Is there a nice way to achieve what I want?

5
  • Solution 5 is out: see github.com/spring-projects/spring-boot/issues/5014 Commented May 31, 2018 at 10:12
  • Have you simply tried to remove the version at all in dependencyManagement block? Commented Jun 1, 2018 at 19:55
  • @khmarbaise, yes, maven complains that version is missing Commented Jun 4, 2018 at 13:02
  • I still see this problem with mvn 3.6.0/3.6.1 Commented Jan 20, 2020 at 11:16
  • Duplicate (no solution): stackoverflow.com/questions/39330834/… Commented Jan 20, 2020 at 12:07

1 Answer 1

3

See Possible to have the parent version as Property to give to the children? - the version used to declare your parent can't be repurposed in a way that says "make this reference fixed to mean its interpretation at this point in the graph". Strings are strings and placeholders are placeholders; there's no built-in facility to have some kind of in-between thing. If the parent uses a property to define a dependency version you can reference that property; if it uses a fixed string (as in your case) then you'll need to repeat something in order to define an exclusion. As referenced in the linked question, a common way is something like this:

 <parent> <groupId>org.springframework.boot</groupId> <artifactId>spring-boot-starter-parent</artifactId> <version>2.0.1.RELEASE</version> </parent> <properties> <spring.boot.version>2.0.1.RELEASE</spring.boot.version> </properties> <dependencyManagement> <dependency> <groupId>org.springframework.boot</groupId> <artifactId>spring-boot-starter</artifactId> <version>${spring.boot.version}</version> <exclusions> ... 

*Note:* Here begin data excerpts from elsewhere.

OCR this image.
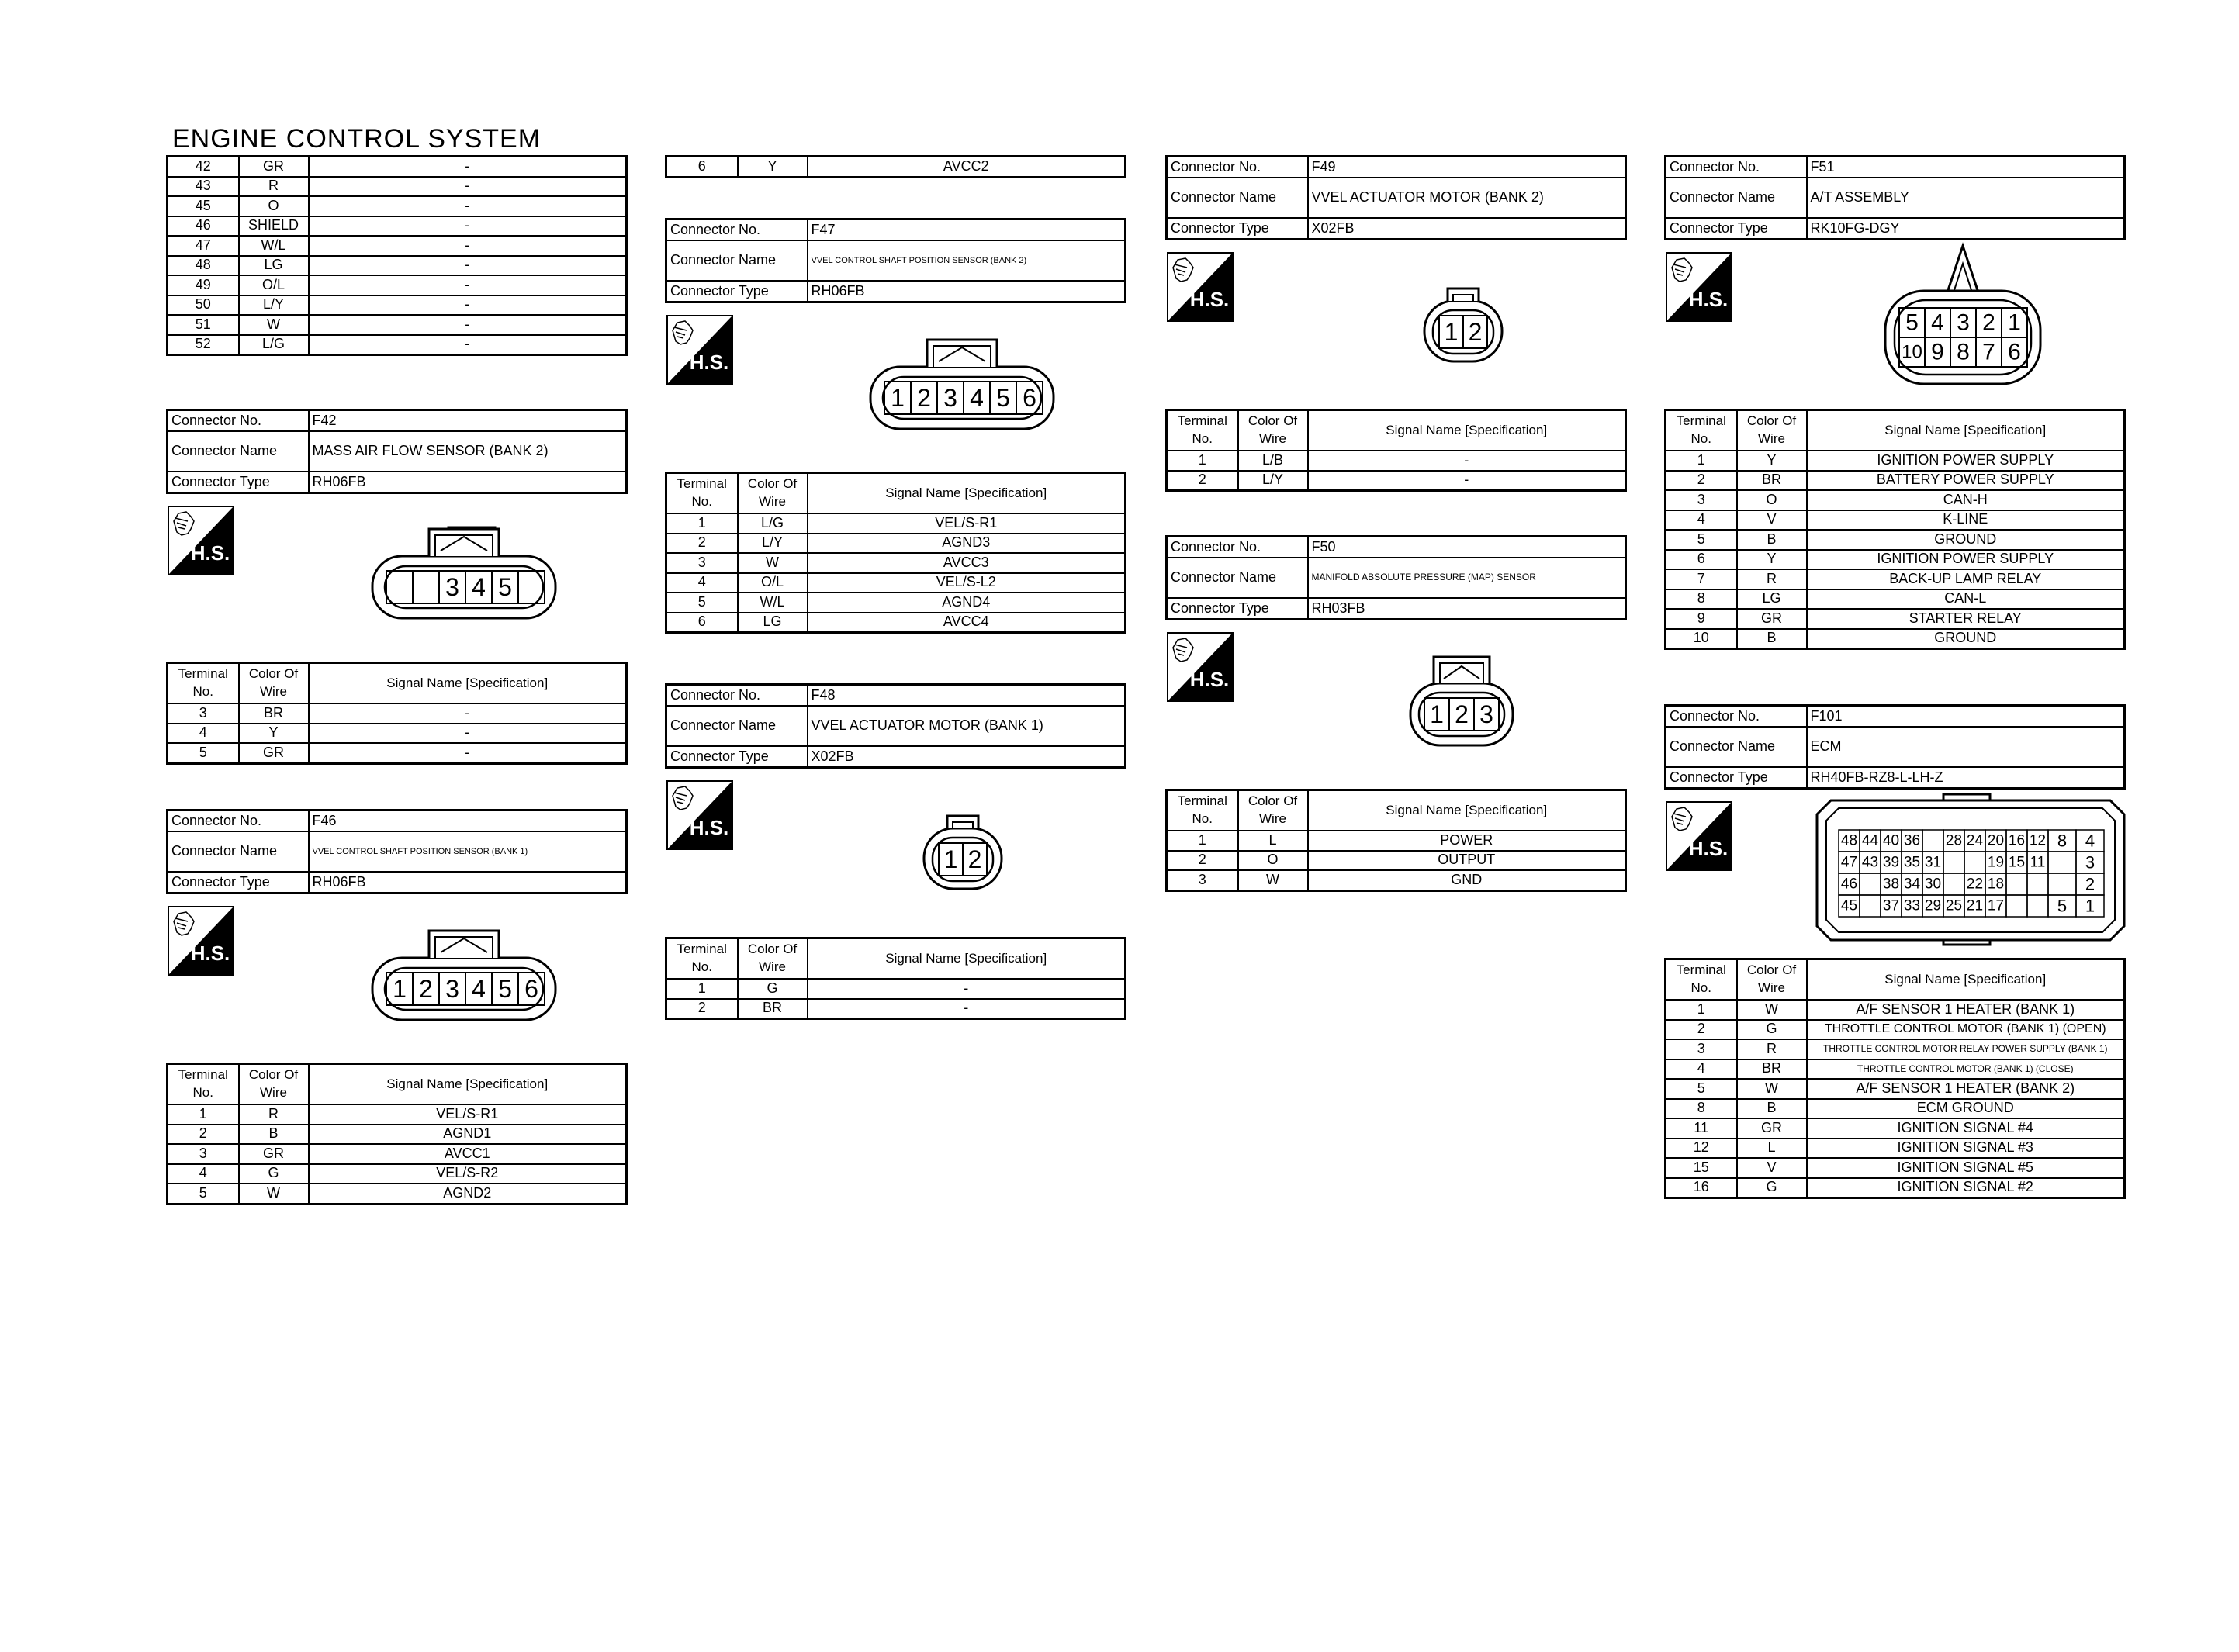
ENGINE CONTROL SYSTEM
42	GR	-
43	R	-
45	O	-
46	SHIELD	-
47	W/L	-
48	LG	-
49	O/L	-
50	L/Y	-
51	W	-
52	L/G	-
Connector No.	F42
Connector Name	MASS AIR FLOW SENSOR (BANK 2)
Connector Type	RH06FB
H.S.
3 4 5
Terminal No.	Color Of Wire	Signal Name [Specification]
3	BR	-
4	Y	-
5	GR	-
Connector No.	F46
Connector Name	VVEL CONTROL SHAFT POSITION SENSOR (BANK 1)
Connector Type	RH06FB
H.S.
1 2 3 4 5 6
Terminal No.	Color Of Wire	Signal Name [Specification]
1	R	VEL/S-R1
2	B	AGND1
3	GR	AVCC1
4	G	VEL/S-R2
5	W	AGND2
6	Y	AVCC2
Connector No.	F47
Connector Name	VVEL CONTROL SHAFT POSITION SENSOR (BANK 2)
Connector Type	RH06FB
H.S.
1 2 3 4 5 6
Terminal No.	Color Of Wire	Signal Name [Specification]
1	L/G	VEL/S-R1
2	L/Y	AGND3
3	W	AVCC3
4	O/L	VEL/S-L2
5	W/L	AGND4
6	LG	AVCC4
Connector No.	F48
Connector Name	VVEL ACTUATOR MOTOR (BANK 1)
Connector Type	X02FB
H.S.
1 2
Terminal No.	Color Of Wire	Signal Name [Specification]
1	G	-
2	BR	-
Connector No.	F49
Connector Name	VVEL ACTUATOR MOTOR (BANK 2)
Connector Type	X02FB
H.S.
1 2
Terminal No.	Color Of Wire	Signal Name [Specification]
1	L/B	-
2	L/Y	-
Connector No.	F50
Connector Name	MANIFOLD ABSOLUTE PRESSURE (MAP) SENSOR
Connector Type	RH03FB
H.S.
1 2 3
Terminal No.	Color Of Wire	Signal Name [Specification]
1	L	POWER
2	O	OUTPUT
3	W	GND
Connector No.	F51
Connector Name	A/T ASSEMBLY
Connector Type	RK10FG-DGY
H.S.
5
10
4
9
3
8
2
7
1
6
Terminal No.	Color Of Wire	Signal Name [Specification]
1	Y	IGNITION POWER SUPPLY
2	BR	BATTERY POWER SUPPLY
3	O	CAN-H
4	V	K-LINE
5	B	GROUND
6	Y	IGNITION POWER SUPPLY
7	R	BACK-UP LAMP RELAY
8	LG	CAN-L
9	GR	STARTER RELAY
10	B	GROUND
Connector No.	F101
Connector Name	ECM
Connector Type	RH40FB-RZ8-L-LH-Z
H.S.	48 44 40 36 28 24 20 16 12 8 4
47 43 39 35 31	19 15 11 3
46 38 34 30 22 18	2
45 37 33 29 25 21 17	5 1
Terminal No.	Color Of Wire	Signal Name [Specification]
1	W	A/F SENSOR 1 HEATER (BANK 1)
2	G	THROTTLE CONTROL MOTOR (BANK 1) (OPEN)
3	R	THROTTLE CONTROL MOTOR RELAY POWER SUPPLY (BANK 1)
4	BR	THROTTLE CONTROL MOTOR (BANK 1) (CLOSE)
5	W	A/F SENSOR 1 HEATER (BANK 2)
8	B	ECM GROUND
11	GR	IGNITION SIGNAL #4
12	L	IGNITION SIGNAL #3
15	V	IGNITION SIGNAL #5
16	G	IGNITION SIGNAL #2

You still have to repeat the value in two fields -- so you have to make very sure that you always keep those in sync (parent version and property).

However, the increasingly-popular way to manage this is to declare those versions in a BOM (a "bill-of-materials" pom with the specific purpose of keeping a set of components aligned). Then the dependencyManagement stuff can be imported instead of inherited. Spring Boot has been doing this for a while now; in fact the parent in your example doesn't actually declare the dependencies itself, they come from a different artifact. So instead of inheriting from the parent, you could do something like this (I might have the sequence of these backwards -- I can't remember whether first or last wins):

 <properties> <spring.boot.version>2.0.1.RELEASE</spring.boot.version> </properties> <dependencyManagement> <dependency> <groupId>org.springframework.boot</groupId> <artifactId>spring-boot-dependencies</artifactId> <version>${spring.boot.version}</version> <type>pom</type> <scope>import</scope> </dependency> <dependency> <groupId>org.springframework.boot</groupId> <artifactId>spring-boot-starter</artifactId> <version>${spring.boot.version}</version> <exclusions> ... 

... now, if there are other reasons (beyond just dep mgmt) you wanted to inherit from spring-boot-starter-parent then this won't really help your problem; you'll still need to duplicate. But I suspect that as your project matures you'll want to have a parent of your own devising anyway.